L’exposition mettra en lumière le combat et les défis de nos partenaires dans leur quête d’une transition qui conciliera écologie et justice sociale. Le public prend connaissance de ce combat via différents témoignages., mais aussi plusieurs cas pratiques venant de communautés, syndicats et associations qui entreprennent des actions collectives en Afrique et en Amérique latine et qui mettent en œuvre, autour du thème de la transition, des initiatives innovantes liées au dialogue social, à l’accès aux soins de santé, à l’alimentation saine et à la défense des droits du travail et de la protection sociale 

Il s’agira d’une exposition itinérante en Belgique et nous espérons pouvoir la montrer également en collaboration avec différentes organisations de façon à toucher un public le plus large possible. Le vernissage aura lieu le 27 mars 2025, à 18h30 au Palazzo à St-Gilles. Plus d’informations sur l’exposition.

  1. Articles et analyses 

Au fil de l’année 2025, nous publierons différents articles qui approfondiront un ou plusieurs cas pratiques en mettant l’accent sur deux grands secteurs qui ont un impact indéniable sur le climat, qui sont source d’importantes inégalités et où une transition doit être entamée au plus vite : le secteur énergétique et le secteur alimentaire.
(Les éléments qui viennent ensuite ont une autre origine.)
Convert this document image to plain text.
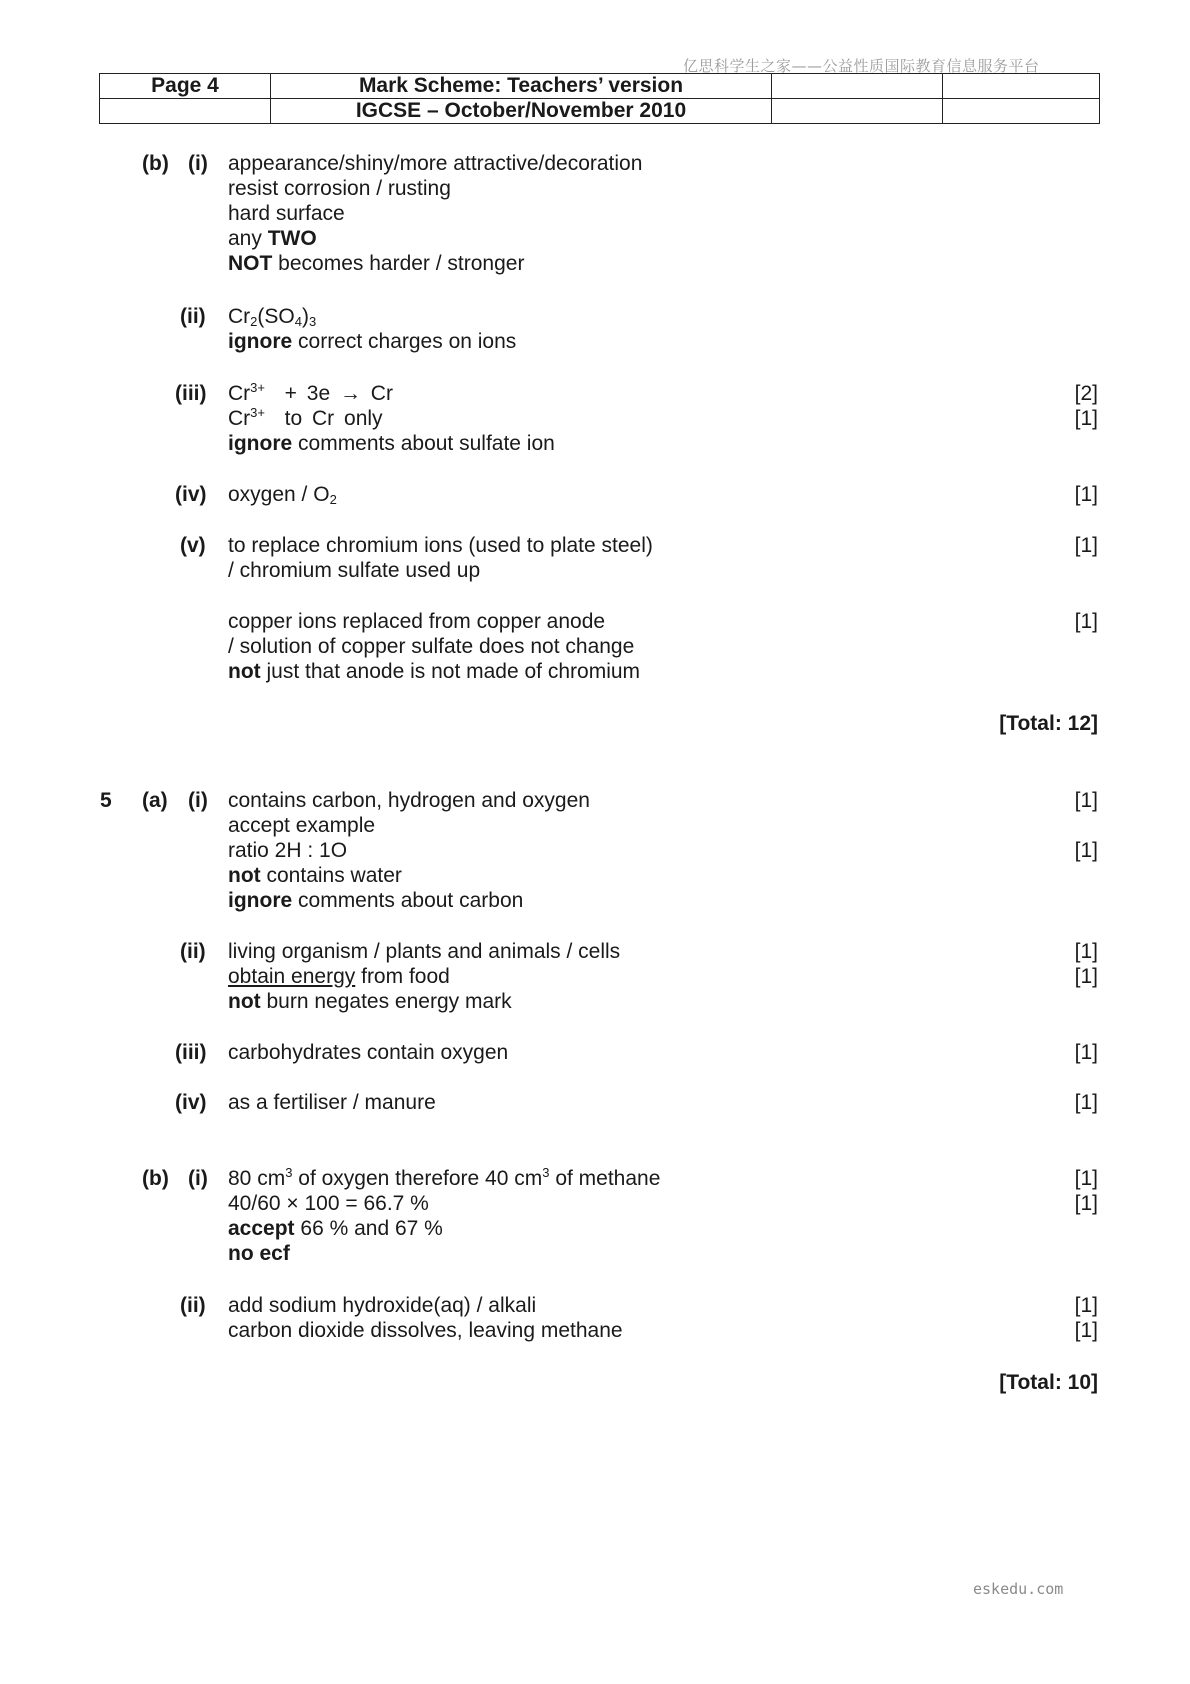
亿思科学生之家——公益性质国际教育信息服务平台
Page 4	Mark Scheme: Teachers’ version		
	IGCSE – October/November 2010		
(b) (i) appearance/shiny/more attractive/decoration
resist corrosion / rusting
hard surface
any TWO
NOT becomes harder / stronger
(ii) $Cr_2(SO_4)_3$
ignore correct charges on ions
(iii) $Cr^{3+} + 3e \to Cr$	[2]
$Cr^{3+}$ to Cr only	[1]
ignore comments about sulfate ion
(iv) oxygen / $O_2$	[1]
(v) to replace chromium ions (used to plate steel)	[1]
/ chromium sulfate used up
copper ions replaced from copper anode	[1]
/ solution of copper sulfate does not change
not just that anode is not made of chromium
[Total: 12]
5 (a) (i) contains carbon, hydrogen and oxygen	[1]
accept example
ratio 2H : 1O	[1]
not contains water
ignore comments about carbon
(ii) living organism / plants and animals / cells	[1]
obtain energy from food	[1]
not burn negates energy mark
(iii) carbohydrates contain oxygen	[1]
(iv) as a fertiliser / manure	[1]
(b) (i) 80 $cm^3$ of oxygen therefore 40 $cm^3$ of methane	[1]
40/60 × 100 = 66.7 %	[1]
accept 66 % and 67 %
no ecf
(ii) add sodium hydroxide(aq) / alkali	[1]
carbon dioxide dissolves, leaving methane	[1]
[Total: 10]
eskedu.com
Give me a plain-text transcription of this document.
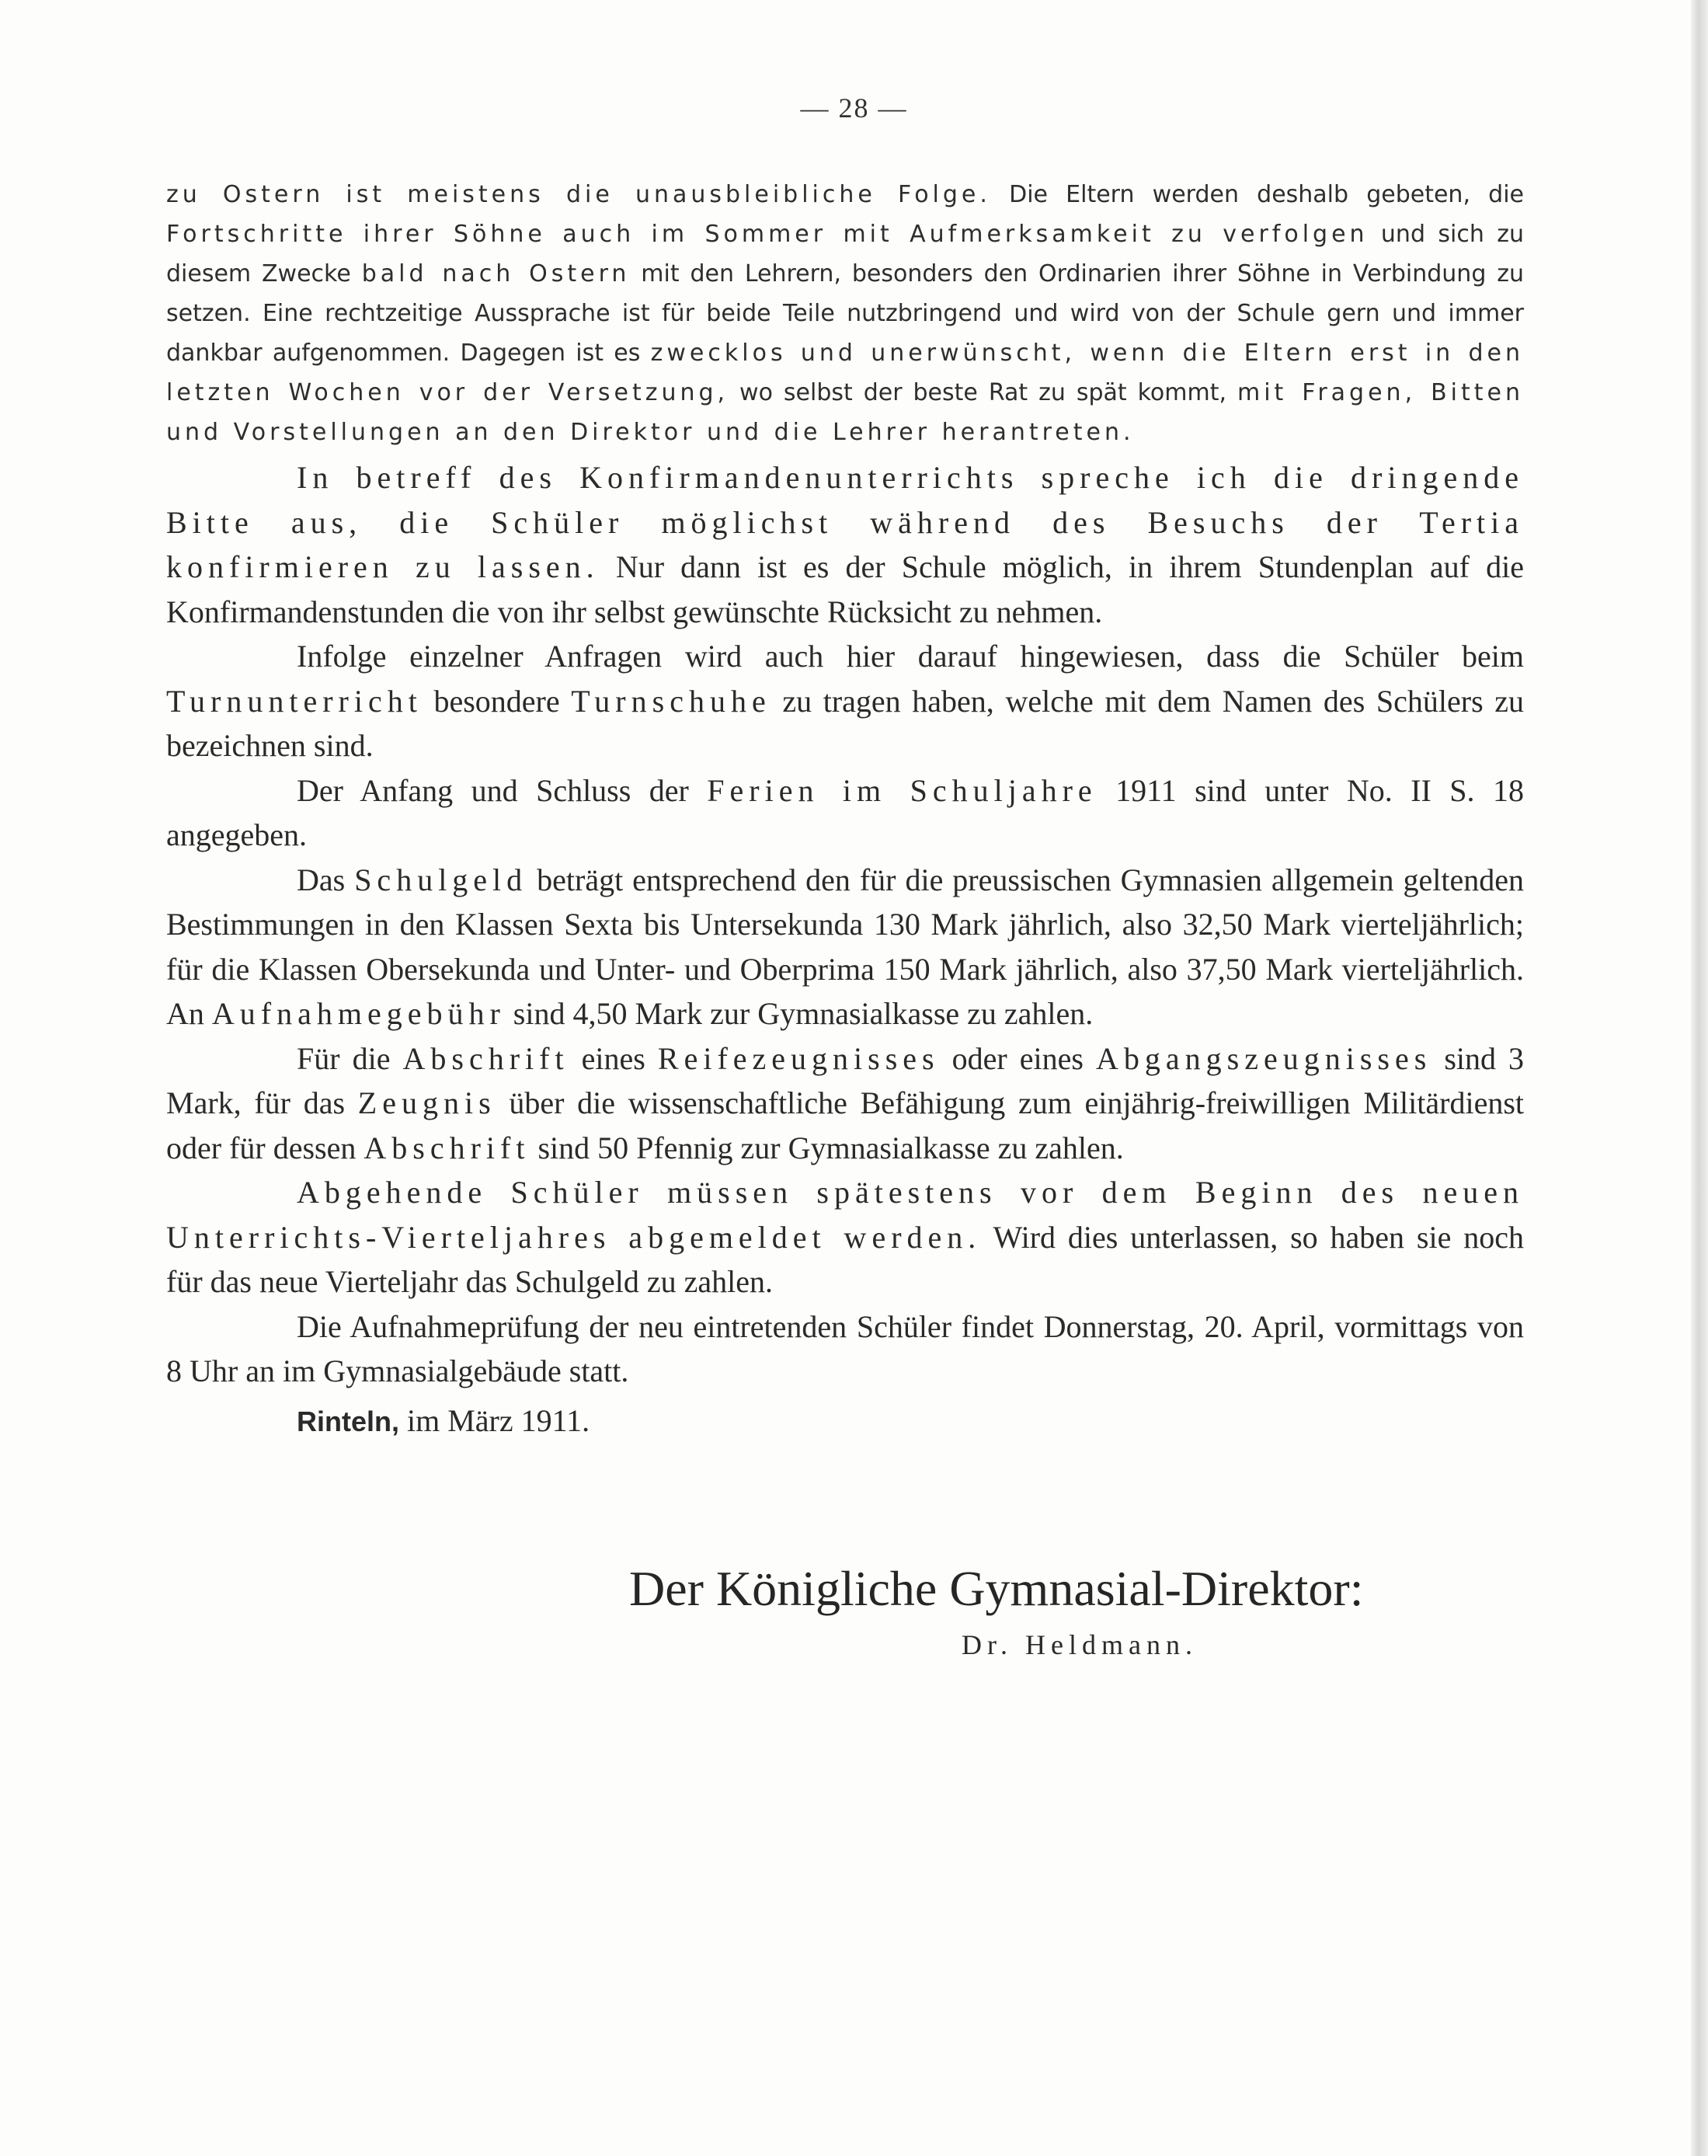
— 28 —

zu Ostern ist meistens die unausbleibliche Folge. Die Eltern werden deshalb gebeten, die Fortschritte ihrer Söhne auch im Sommer mit Aufmerksamkeit zu verfolgen und sich zu diesem Zwecke bald nach Ostern mit den Lehrern, besonders den Ordinarien ihrer Söhne in Verbindung zu setzen. Eine rechtzeitige Aussprache ist für beide Teile nutzbringend und wird von der Schule gern und immer dankbar aufgenommen. Dagegen ist es zwecklos und unerwünscht, wenn die Eltern erst in den letzten Wochen vor der Versetzung, wo selbst der beste Rat zu spät kommt, mit Fragen, Bitten und Vorstellungen an den Direktor und die Lehrer herantreten.

In betreff des Konfirmandenunterrichts spreche ich die dringende Bitte aus, die Schüler möglichst während des Besuchs der Tertia konfirmieren zu lassen. Nur dann ist es der Schule möglich, in ihrem Stundenplan auf die Konfirmandenstunden die von ihr selbst gewünschte Rücksicht zu nehmen.

Infolge einzelner Anfragen wird auch hier darauf hingewiesen, dass die Schüler beim Turnunterricht besondere Turnschuhe zu tragen haben, welche mit dem Namen des Schülers zu bezeichnen sind.

Der Anfang und Schluss der Ferien im Schuljahre 1911 sind unter No. II S. 18 angegeben.

Das Schulgeld beträgt entsprechend den für die preussischen Gymnasien allgemein geltenden Bestimmungen in den Klassen Sexta bis Untersekunda 130 Mark jährlich, also 32,50 Mark vierteljährlich; für die Klassen Obersekunda und Unter- und Oberprima 150 Mark jährlich, also 37,50 Mark vierteljährlich. An Aufnahmegebühr sind 4,50 Mark zur Gymnasialkasse zu zahlen.

Für die Abschrift eines Reifezeugnisses oder eines Abgangszeugnisses sind 3 Mark, für das Zeugnis über die wissenschaftliche Befähigung zum einjährig-freiwilligen Militärdienst oder für dessen Abschrift sind 50 Pfennig zur Gymnasialkasse zu zahlen.

Abgehende Schüler müssen spätestens vor dem Beginn des neuen Unterrichts-Vierteljahres abgemeldet werden. Wird dies unterlassen, so haben sie noch für das neue Vierteljahr das Schulgeld zu zahlen.

Die Aufnahmeprüfung der neu eintretenden Schüler findet Donnerstag, 20. April, vormittags von 8 Uhr an im Gymnasialgebäude statt.

Rinteln, im März 1911.

Der Königliche Gymnasial-Direktor:
Dr. Heldmann.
Nous avons également décidé de nous concentrer sur deux piliers du travail décent essentiels pour une transition juste : le dialogue social et la protection sociale.

Le thème de la campagne est crucial parce qu’il combine les considérations environnementales et sociales et apporte ainsi une réponse à de nombreuses questions et doutes qui vivent actuellement auprès de nombreuses personnes. Plusieurs syndicats et associations travaillent déjà autour de ces thèmes et sont convaincus qu’un avenir durable commence par un monde juste. Avec cette campagne, nous souhaitons porter ces récits et accroitre la prise de conscience de notre réalité, des initiatives et du combat politique des partenaires de l’IFSI, Solsoc et de FOS dans différents pays. Nous espérons que ces récits et témoignages pourront aussi inspirer et avoir un effet mobilisateur chez nous autour de la nécessité d’une transition écologique tenant compte de la justice sociale et de la solidarité internationale. Nous souhaitons que tout le monde soit à bord, avant nous ne soyons tous noyés.